Insight
July 2, 2013
Instant Analysis: Holtz-Eakin on the Ramifications of the Administration Delaying the Employer Manda
The bombshell that just dropped is not 4th of July fireworks –ndash; it was the White House announcing that it was delaying enforcement of the employer-mandate in ObamaCare until 2015. For a public inured to raven political decisions trumping policy, even this was a stunner.
Can the president simply ignore the law? Technically the mandate is not gone, but the administration has great latitude to determine its priorities in enforcing the law. It will simply be much too busy to penalize those violating the mandate, an executive power grab that is familiar from their playbook on education, climate change, and elsewhere.

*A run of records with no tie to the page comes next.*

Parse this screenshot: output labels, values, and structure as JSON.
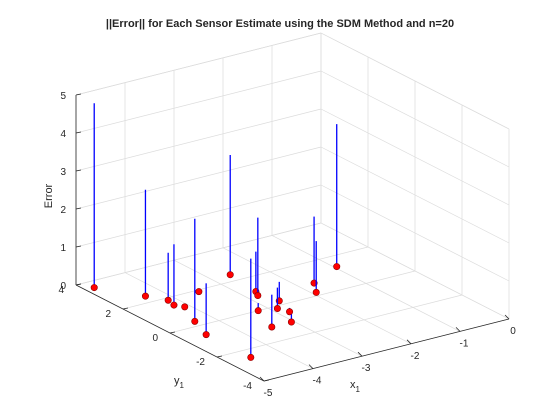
{
  "chart_data": {
    "type": "stem3",
    "title": "||Error|| for Each Sensor Estimate using the SDM Method and n=20",
    "xlabel": "x",
    "xlabel_sub": "1",
    "ylabel": "y",
    "ylabel_sub": "1",
    "zlabel": "Error",
    "xlim": [
      -5,
      0
    ],
    "ylim": [
      -4,
      4
    ],
    "zlim": [
      0,
      5
    ],
    "x_ticks": [
      "-5",
      "-4",
      "-3",
      "-2",
      "-1",
      "0"
    ],
    "y_ticks": [
      "-4",
      "-2",
      "0",
      "2",
      "4"
    ],
    "z_ticks": [
      "0",
      "1",
      "2",
      "3",
      "4",
      "5"
    ],
    "grid": true,
    "stem_color": "#0000ff",
    "marker_color": "#ff0000",
    "points": [
      {
        "x": -4.82,
        "y": 3.6,
        "z": 4.85
      },
      {
        "x": -4.35,
        "y": 2.4,
        "z": 2.8
      },
      {
        "x": -4.2,
        "y": 1.5,
        "z": 1.6
      },
      {
        "x": -4.15,
        "y": 1.85,
        "z": 1.25
      },
      {
        "x": -4.35,
        "y": 0.3,
        "z": 2.7
      },
      {
        "x": -4.55,
        "y": -0.6,
        "z": 1.35
      },
      {
        "x": -4.1,
        "y": 1.25,
        "z": 0.0
      },
      {
        "x": -4.55,
        "y": -2.5,
        "z": 2.6
      },
      {
        "x": -3.5,
        "y": 1.9,
        "z": 0.0
      },
      {
        "x": -3.2,
        "y": 0.0,
        "z": 0.2
      },
      {
        "x": -3.05,
        "y": -1.1,
        "z": 0.2
      },
      {
        "x": -3.45,
        "y": -1.1,
        "z": 0.85
      },
      {
        "x": -2.72,
        "y": 1.1,
        "z": 1.05
      },
      {
        "x": -2.8,
        "y": 0.85,
        "z": 2.05
      },
      {
        "x": -2.65,
        "y": 0.25,
        "z": 0.5
      },
      {
        "x": -2.88,
        "y": -0.15,
        "z": 0.55
      },
      {
        "x": -2.8,
        "y": -0.5,
        "z": 0.1
      },
      {
        "x": -2.62,
        "y": 2.4,
        "z": 3.15
      },
      {
        "x": -1.92,
        "y": 0.2,
        "z": 1.35
      },
      {
        "x": -1.7,
        "y": 0.75,
        "z": 1.75
      },
      {
        "x": -0.95,
        "y": 1.35,
        "z": 3.75
      }
    ]
  }
}
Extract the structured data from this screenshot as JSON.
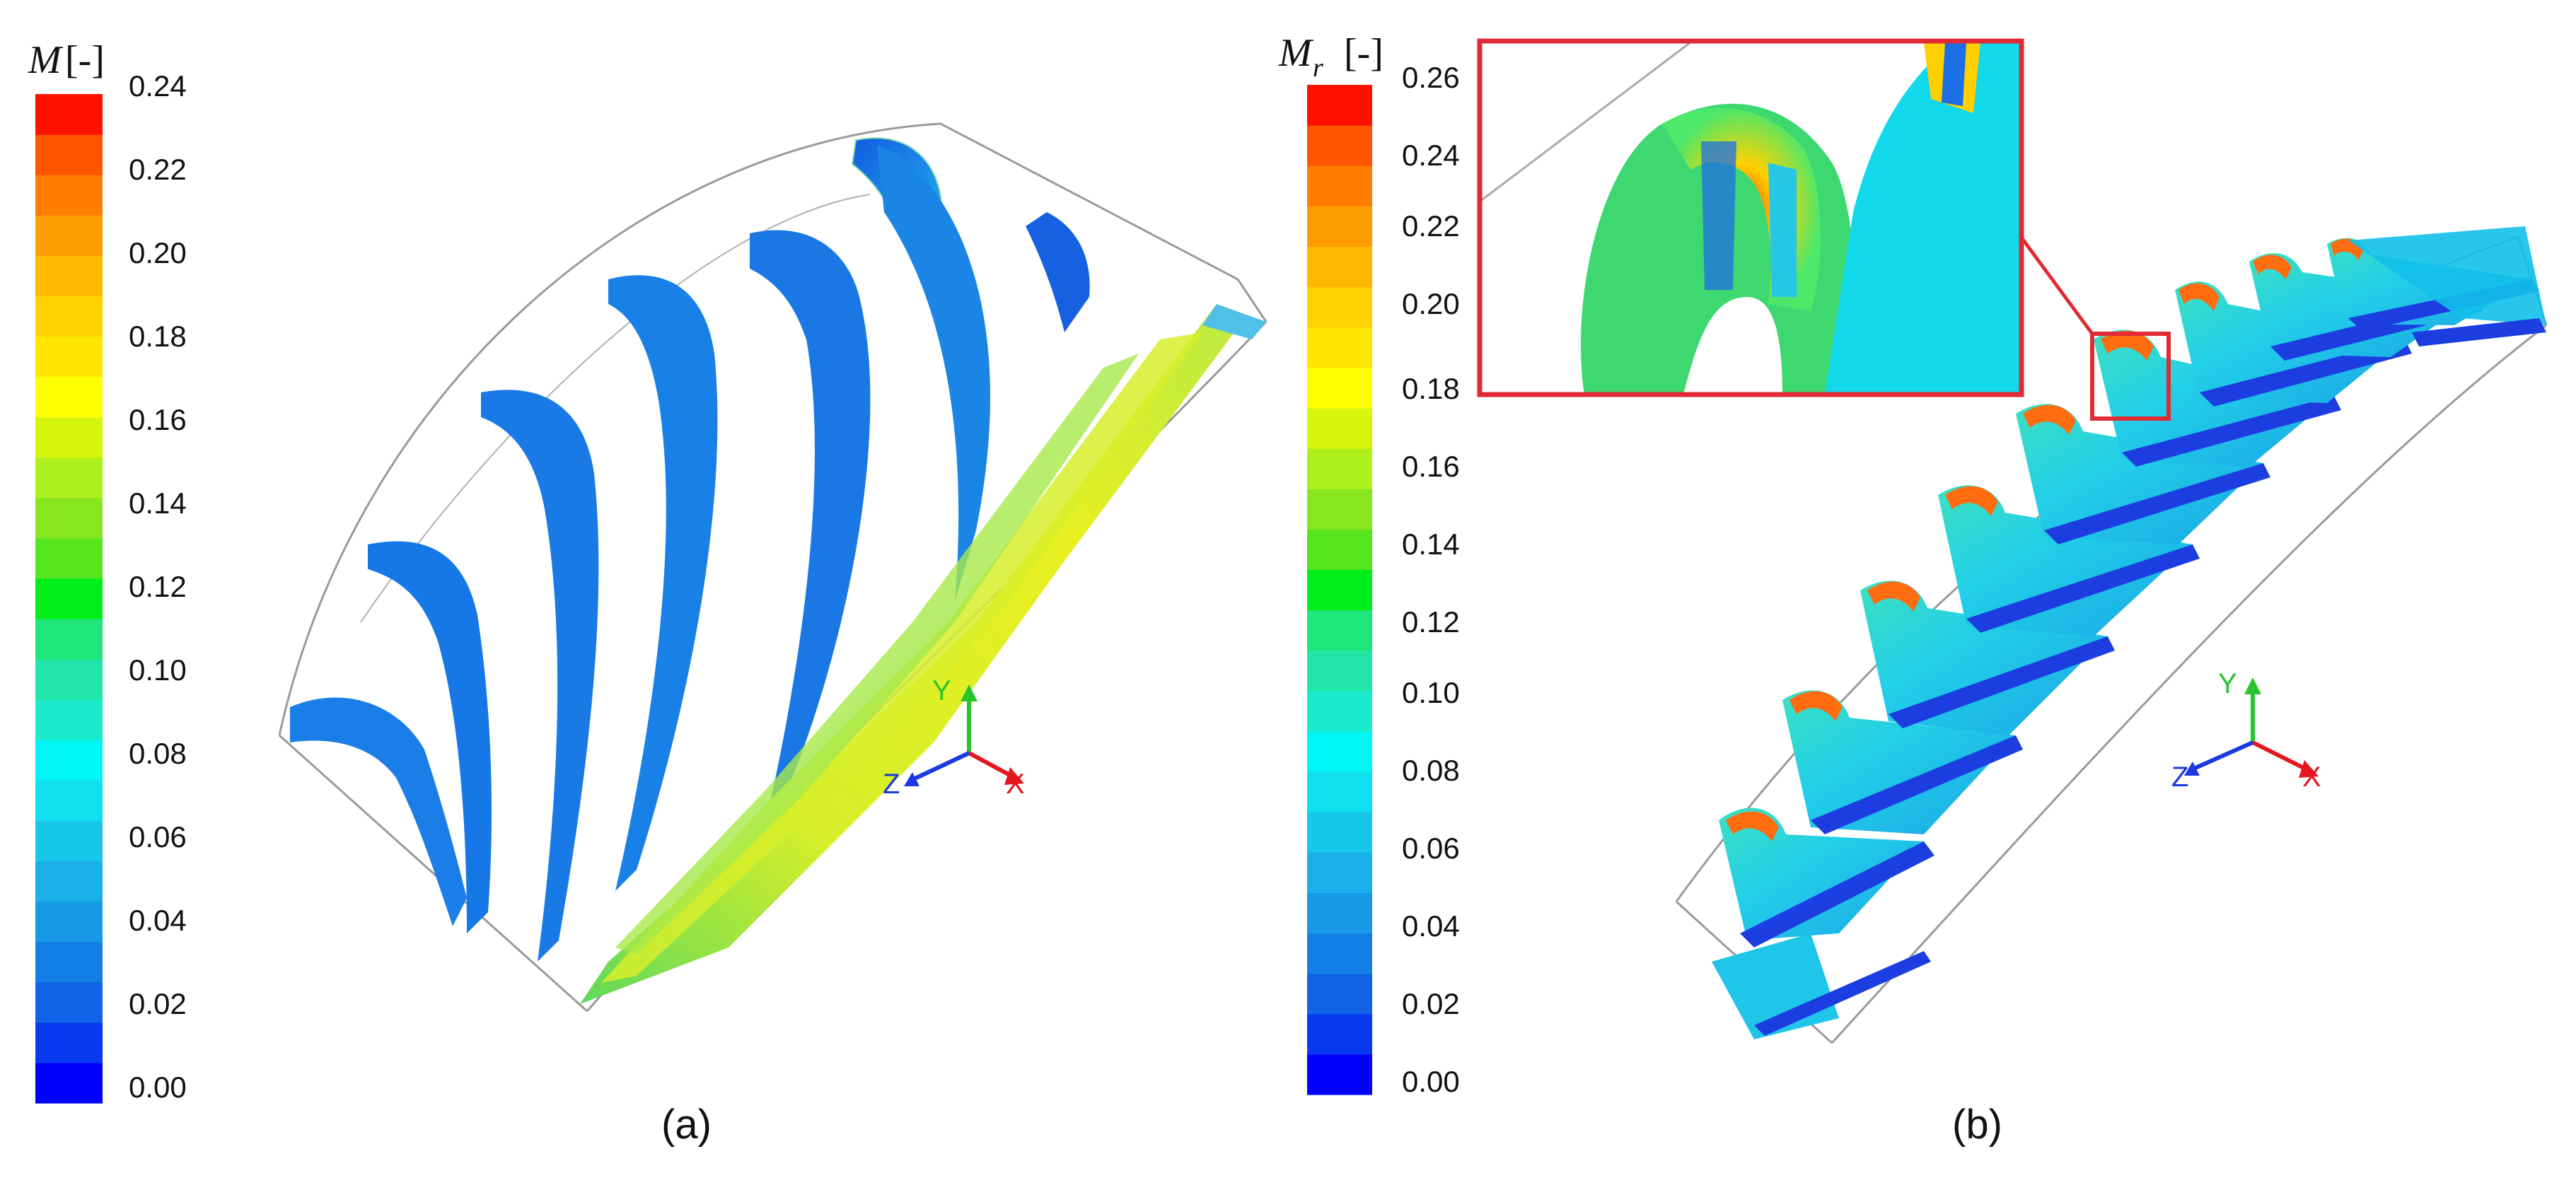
{
  "colorbar_a": {
    "title_symbol": "M",
    "title_unit": "[-]",
    "ticks": [
      "0.24",
      "0.22",
      "0.20",
      "0.18",
      "0.16",
      "0.14",
      "0.12",
      "0.10",
      "0.08",
      "0.06",
      "0.04",
      "0.02",
      "0.00"
    ]
  },
  "colorbar_b": {
    "title_symbol": "M",
    "title_sub": "r",
    "title_unit": "[-]",
    "ticks": [
      "0.26",
      "0.24",
      "0.22",
      "0.20",
      "0.18",
      "0.16",
      "0.14",
      "0.12",
      "0.10",
      "0.08",
      "0.06",
      "0.04",
      "0.02",
      "0.00"
    ]
  },
  "captions": {
    "a": "(a)",
    "b": "(b)"
  },
  "axes": {
    "x": "X",
    "y": "Y",
    "z": "Z"
  },
  "colors": {
    "colormap": [
      "#0000ff",
      "#0a3af0",
      "#1163e8",
      "#137fe6",
      "#1699e6",
      "#19afe8",
      "#16c7ea",
      "#10dfef",
      "#00f5f5",
      "#19ebcc",
      "#22e6a7",
      "#1fe67a",
      "#00ef1a",
      "#55e61d",
      "#88e61f",
      "#aef01c",
      "#d6f50c",
      "#ffff00",
      "#ffe600",
      "#ffd200",
      "#ffb800",
      "#ff9e00",
      "#ff7e00",
      "#ff5500",
      "#ff1100"
    ],
    "blade_blue": "#1a73e0",
    "highlight_red": "#e12a34",
    "axis_x": "#e6161e",
    "axis_y": "#27c52b",
    "axis_z": "#1b39e0"
  }
}
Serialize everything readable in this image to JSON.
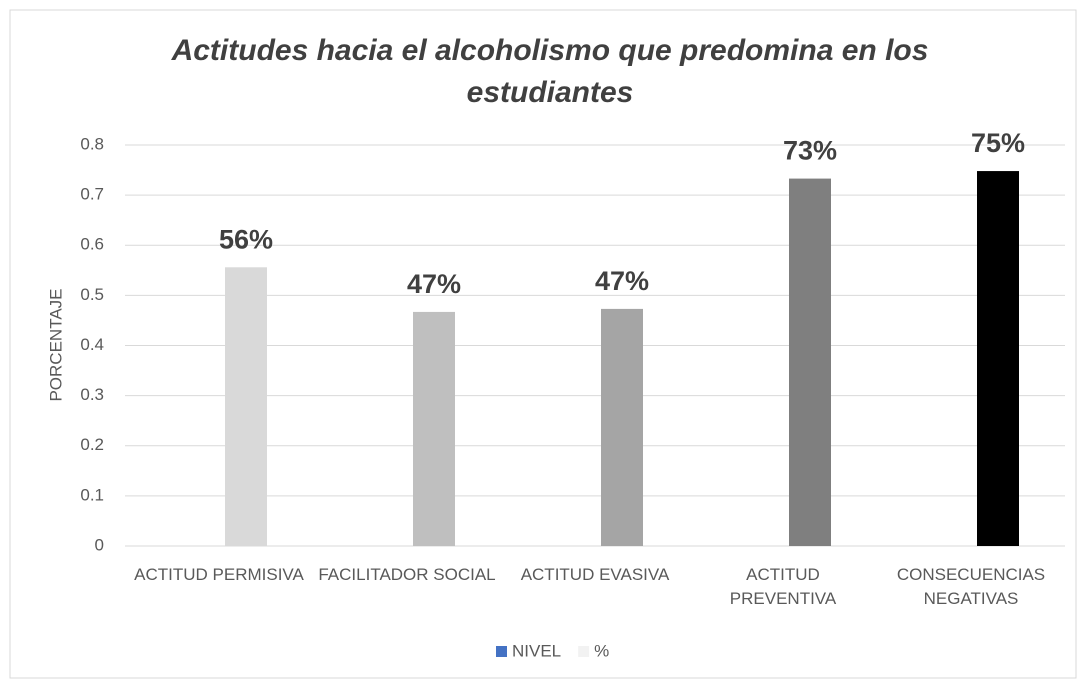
{
  "chart_data": {
    "type": "bar",
    "title": "Actitudes hacia el alcoholismo que predomina en los estudiantes",
    "y_label": "PORCENTAJE",
    "categories": [
      "ACTITUD PERMISIVA",
      "FACILITADOR SOCIAL",
      "ACTITUD EVASIVA",
      "ACTITUD PREVENTIVA",
      "CONSECUENCIAS NEGATIVAS"
    ],
    "series": [
      {
        "name": "NIVEL",
        "color": "#4472c4",
        "values": [
          null,
          null,
          null,
          null,
          null
        ]
      },
      {
        "name": "%",
        "color": "#f2f2f2",
        "colors": [
          "#d9d9d9",
          "#bfbfbf",
          "#a5a5a5",
          "#7f7f7f",
          "#000000"
        ],
        "values": [
          0.556,
          0.467,
          0.473,
          0.733,
          0.748
        ],
        "value_labels": [
          "56%",
          "47%",
          "47%",
          "73%",
          "75%"
        ]
      }
    ],
    "ylim": [
      0,
      0.8
    ],
    "yticks": [
      0,
      0.1,
      0.2,
      0.3,
      0.4,
      0.5,
      0.6,
      0.7,
      0.8
    ],
    "grid": true,
    "legend": "bottom"
  }
}
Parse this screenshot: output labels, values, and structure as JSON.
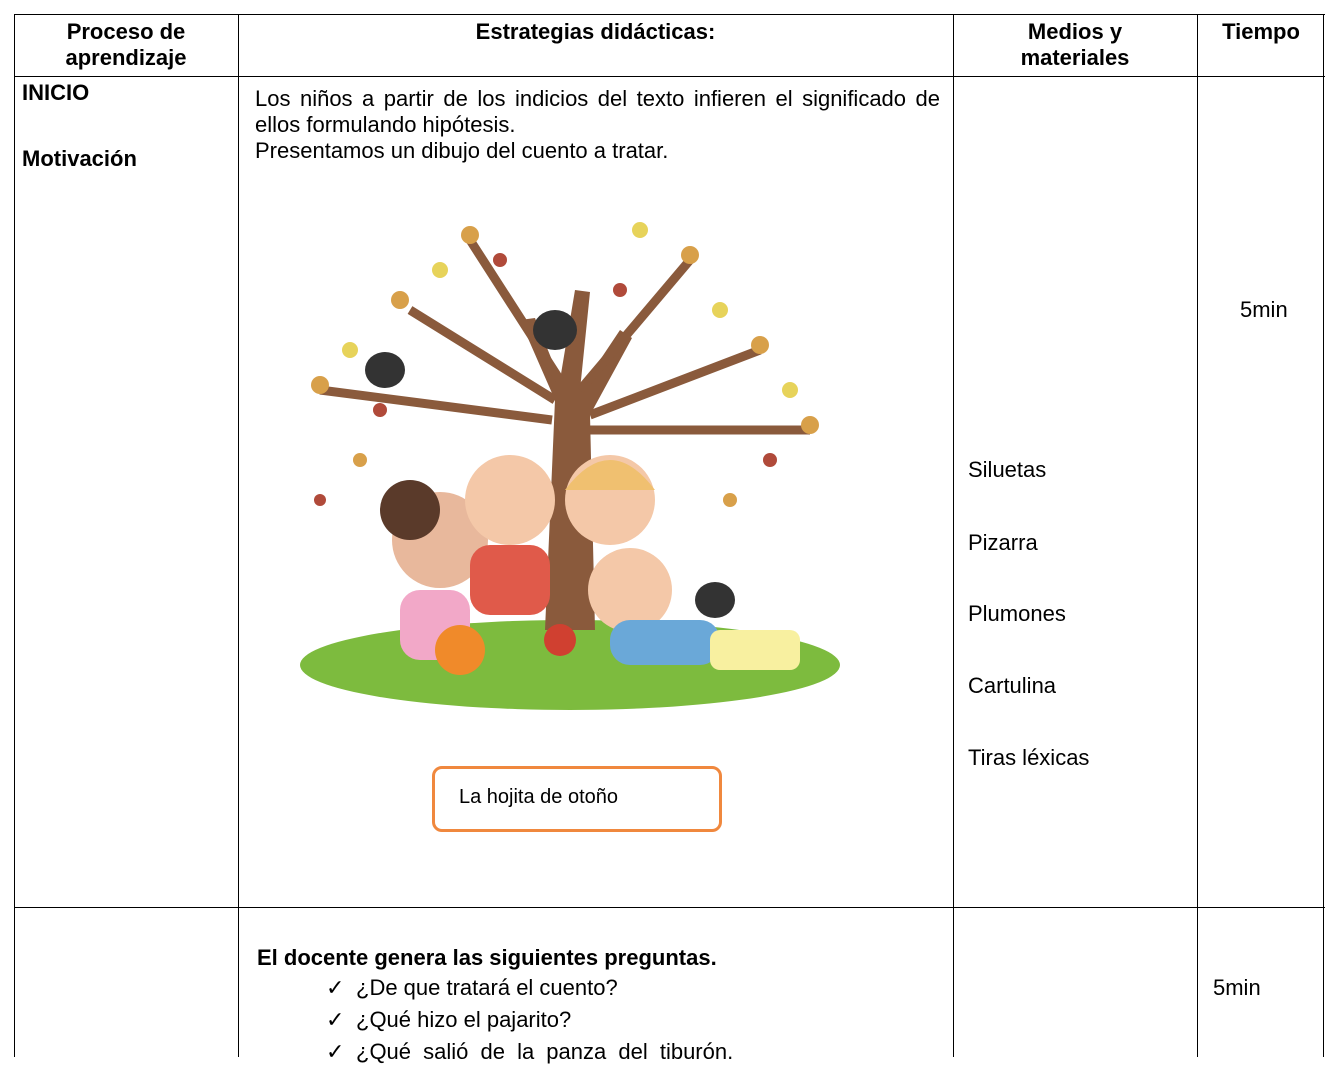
{
  "table": {
    "header": [
      [
        "Proceso de",
        "aprendizaje"
      ],
      [
        "Estrategias didácticas:"
      ],
      [
        "Medios y",
        "materiales"
      ],
      [
        "Tiempo"
      ]
    ],
    "rows": [
      {
        "stage": "INICIO",
        "substage": "Motivación",
        "strategy": [
          "Los niños a partir de los indicios del texto infieren el significado de ellos formulando hipótesis.",
          "Presentamos un dibujo del cuento a tratar."
        ],
        "image_caption": "La hojita de otoño",
        "materials": [
          "Siluetas",
          "Pizarra",
          "Plumones",
          "Cartulina",
          "Tiras léxicas"
        ],
        "time": "5min"
      },
      {
        "strategy_heading": "El docente genera las siguientes preguntas.",
        "questions": [
          "¿De que tratará el cuento?",
          "¿Qué hizo el pajarito?",
          "¿Qué salió de la panza del tiburón."
        ],
        "time": "5min"
      }
    ]
  }
}
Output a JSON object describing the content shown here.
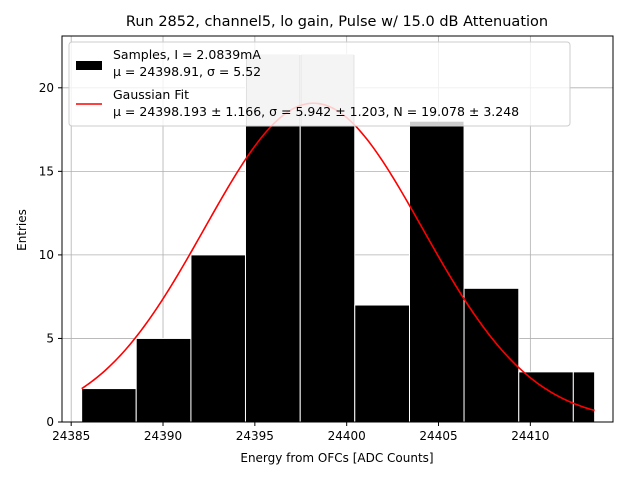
{
  "chart_data": {
    "type": "bar",
    "title": "Run 2852, channel5, lo gain, Pulse w/ 15.0 dB Attenuation",
    "xlabel": "Energy from OFCs [ADC Counts]",
    "ylabel": "Entries",
    "xlim": [
      24384.5,
      24414.5
    ],
    "ylim": [
      0,
      23.1
    ],
    "xticks": [
      24385,
      24390,
      24395,
      24400,
      24405,
      24410
    ],
    "xtick_labels": [
      "24385",
      "24390",
      "24395",
      "24400",
      "24405",
      "24410"
    ],
    "yticks": [
      0,
      5,
      10,
      15,
      20
    ],
    "ytick_labels": [
      "0",
      "5",
      "10",
      "15",
      "20"
    ],
    "grid": true,
    "legend_position": "upper-left",
    "histogram": {
      "bin_edges": [
        24385.57,
        24388.54,
        24391.52,
        24394.49,
        24397.47,
        24400.44,
        24403.42,
        24406.39,
        24409.37,
        24412.34,
        24413.5
      ],
      "bins": [
        {
          "start": 24385.57,
          "end": 24388.54,
          "value": 2
        },
        {
          "start": 24388.54,
          "end": 24391.52,
          "value": 5
        },
        {
          "start": 24391.52,
          "end": 24394.49,
          "value": 10
        },
        {
          "start": 24394.49,
          "end": 24397.47,
          "value": 22
        },
        {
          "start": 24397.47,
          "end": 24400.44,
          "value": 22
        },
        {
          "start": 24400.44,
          "end": 24403.42,
          "value": 7
        },
        {
          "start": 24403.42,
          "end": 24406.39,
          "value": 18
        },
        {
          "start": 24406.39,
          "end": 24409.37,
          "value": 8
        },
        {
          "start": 24409.37,
          "end": 24412.34,
          "value": 3
        },
        {
          "start": 24412.34,
          "end": 24413.5,
          "value": 3
        }
      ],
      "color": "#000000",
      "edge_color": "#ffffff",
      "highlight_color": "#c8c8c8"
    },
    "fit": {
      "mu": 24398.193,
      "sigma": 5.942,
      "N": 19.078,
      "x_range": [
        24385.57,
        24413.5
      ],
      "color": "#ff0000"
    },
    "legend": [
      {
        "line1": "Samples, I = 2.0839mA",
        "line2": "μ = 24398.91, σ = 5.52"
      },
      {
        "line1": "Gaussian Fit",
        "line2": "μ = 24398.193 ± 1.166, σ = 5.942 ± 1.203, N = 19.078 ± 3.248"
      }
    ]
  }
}
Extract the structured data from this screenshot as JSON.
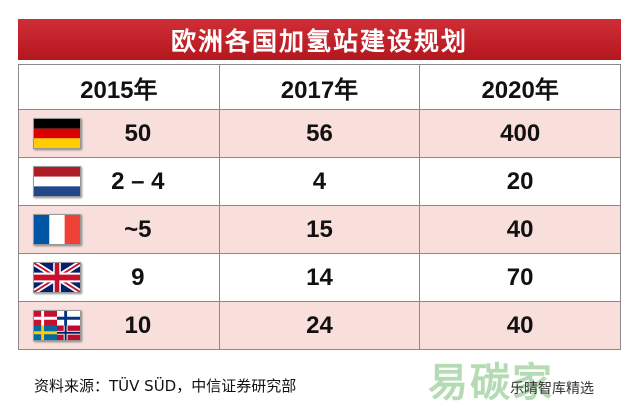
{
  "title": "欧洲各国加氢站建设规划",
  "chart_data": {
    "type": "table",
    "title": "欧洲各国加氢站建设规划",
    "columns": [
      "2015年",
      "2017年",
      "2020年"
    ],
    "rows": [
      {
        "flag_icon": "germany-flag-icon",
        "values": [
          "50",
          "56",
          "400"
        ]
      },
      {
        "flag_icon": "netherlands-flag-icon",
        "values": [
          "2 – 4",
          "4",
          "20"
        ]
      },
      {
        "flag_icon": "france-flag-icon",
        "values": [
          "~5",
          "15",
          "40"
        ]
      },
      {
        "flag_icon": "uk-flag-icon",
        "values": [
          "9",
          "14",
          "70"
        ]
      },
      {
        "flag_icon": "nordic-flags-icon",
        "values": [
          "10",
          "24",
          "40"
        ]
      }
    ]
  },
  "source": "资料来源：TÜV SÜD，中信证券研究部",
  "watermark": {
    "logo": "易碳家",
    "text": "乐晴智库精选"
  },
  "colors": {
    "title_bg": "#c4222a",
    "stripe": "#f8dfdc",
    "border": "#8a8a8a"
  }
}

The policy implications are fairly straightforward. Essentially for calendar 2014 the act of dropping coverage and dumping employees into the exchanges is on sale. Drop and dump, but no penalty. Accelerating the rush of employers to the exits is bad news for taxpayers. At a minimum, the federal revenue from fines is gone. More realistically, the costs of already-bloated insurance subsidies will escalate and the red ink will rise.
Viewed from a health insurance perspective, the implications are mixed. For some, it may well be the case that the new, exchange-based insurance is a better combination of coverage and cost. But it will come at the cost of even greater churning in insurance coverage – which translates into switching provider networks and interrupting health care. (The laughing you hear in the background is those remembering the president’s promise that “if you like your insurance, you can keep it.”)
Harm to health care, interrupted health insurance, bigger federal deficits, and brazen disregard for the law of the land sounds like a bad idea. Why do it?
Politics. Democrats no longer face the immediate specter of running against the fallout from a heavy regulatory imposition on employers across the land. Explaining away the mandate was going to be a big political lift; having the White House airbrush it from the landscape is way better.
It helps with ObamaCare in other ways as well. The administration was flailing to find high-profile allies (e.g., the National Football League) to advertise the wonders of ObamaCare. In a single masterstroke it has given every company a reason to explain its existence (“don’t worry, you’ll be fine in the exchanges”) and created a de facto advertising campaign of enormous scale and reach. Deviously brilliant.
Finally, those on the paranoid right and central-planning left will see this as a willful acceleration of the transition to exchanges full of Americans that are ripe to be transformed into a single-payer system. It will be read as another blow struck in the meta-fight over the size and scope of the federal government.
The announcement is a surprise but bad policy, dreadful governance, and slippery politics are not.